The governor has a tough sales job ahead of him. Many lawmakers are open to tax increases but only if they can show constituents how they will benefit.
Quinn is trying to demonstrate benefits by focusing on the increased exemption -- the amount of a family's income that is exempt from taxes. By tripling it to $6,000 per person, Quinn argues many families would benefit from his plan.
Any family of four making less than $60,900 a year would end up with a smaller tax bill, he says. But other taxpayers face a different picture. A single person making $60,900 would pay $630 more. A two-person household -- say, a single mother and her child -- would pay $420 more.
Republicans are generally opposed to an income-tax increase or a hike in the corporate tax.
Revenue from higher taxes will fall short of projections because people will change habits to shield income, said Rep. Mark Beaubien, R-Barrington Hills. Taxing businesses in this economy, he said, would be devastating.
"People won't expand their businesses, they'll leave the state," Beaubien said.
Quinn proposes raising the corporate income tax rate to 7.2 percent, generating $350 million. He also wants to end about $100 million in corporate tax breaks, a proposal that has often been rejected in the past.
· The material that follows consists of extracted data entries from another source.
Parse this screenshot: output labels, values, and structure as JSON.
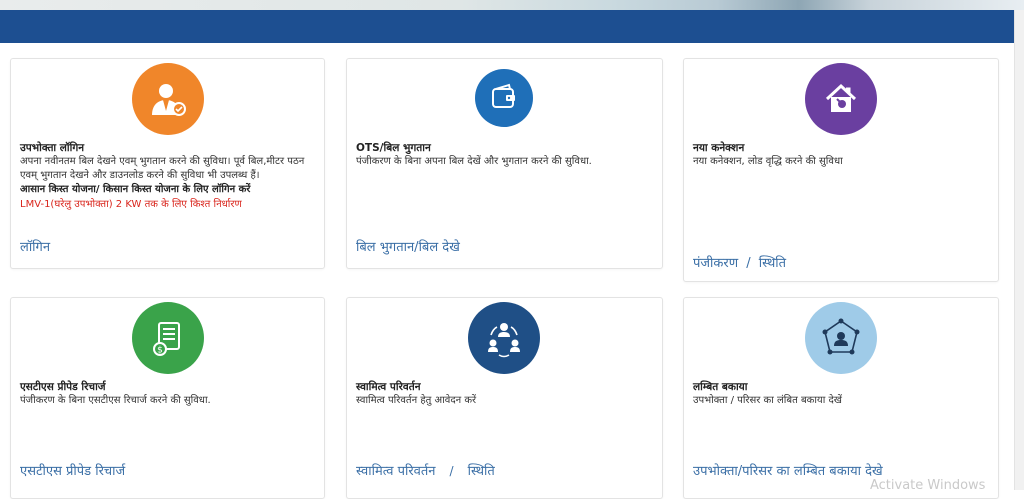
{
  "colors": {
    "header_blue": "#1d4f91",
    "link_blue": "#3b6fa6",
    "alert_red": "#d9251c"
  },
  "cards": [
    {
      "title": "उपभोक्ता लॉगिन",
      "icon": "consumer-login-icon",
      "icon_color": "#f0862a",
      "desc": "अपना नवीनतम बिल देखने एवम् भुगतान करने की सुविधा। पूर्व बिल,मीटर पठन एवम् भुगतान देखने और डाउनलोड करने की सुविधा भी उपलब्ध हैं।",
      "emph": "आसान किस्त योजना/ किसान किस्त योजना के लिए लॉगिन करें",
      "red": "LMV-1(घरेलु उपभोक्ता) 2 KW तक के लिए किश्त निर्धारण",
      "link": "लॉगिन"
    },
    {
      "title": "OTS/बिल भुगतान",
      "icon": "wallet-icon",
      "icon_color": "#1f6fb8",
      "desc": "पंजीकरण के बिना अपना बिल देखें और भुगतान करने की सुविधा.",
      "link": "बिल भुगतान/बिल देखे"
    },
    {
      "title": "नया कनेक्शन",
      "icon": "new-connection-house-icon",
      "icon_color": "#6a3fa0",
      "desc": "नया कनेक्शन, लोड वृद्धि करने की सुविधा",
      "link_a": "पंजीकरण",
      "link_b": "स्थिति",
      "link_sep": "/"
    },
    {
      "title": "एसटीएस प्रीपेड रिचार्ज",
      "icon": "prepaid-document-icon",
      "icon_color": "#3aa34a",
      "desc": "पंजीकरण के बिना एसटीएस रिचार्ज करने की सुविधा.",
      "link": "एसटीएस प्रीपेड रिचार्ज"
    },
    {
      "title": "स्वामित्व परिवर्तन",
      "icon": "ownership-transfer-icon",
      "icon_color": "#1f4f86",
      "desc": "स्वामित्व परिवर्तन हेतु आवेदन करें",
      "link_a": "स्वामित्व परिवर्तन",
      "link_b": "स्थिति",
      "link_sep": "/"
    },
    {
      "title": "लम्बित बकाया",
      "icon": "pending-dues-network-icon",
      "icon_color": "#9fcbe8",
      "desc": "उपभोक्ता / परिसर का लंबित बकाया देखें",
      "link": "उपभोक्ता/परिसर का लम्बित बकाया देखे"
    }
  ],
  "watermark": "Activate Windows"
}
"There's something wrong when our state gives more tax breaks to those who raise thoroughbred horses than it gives to parents raising children," Quinn said during his budget address.
A sales tax holiday would ease the burden on families. Quinn wants to lift the 5 percent sales tax for 10 days in August on certain school-related items. That would cost as much as $50 million, an amount made up by letting retailers keep less of their service fee for collecting the tax.
The administration estimates its income tax increase would bring the state an additional $2.8 billion.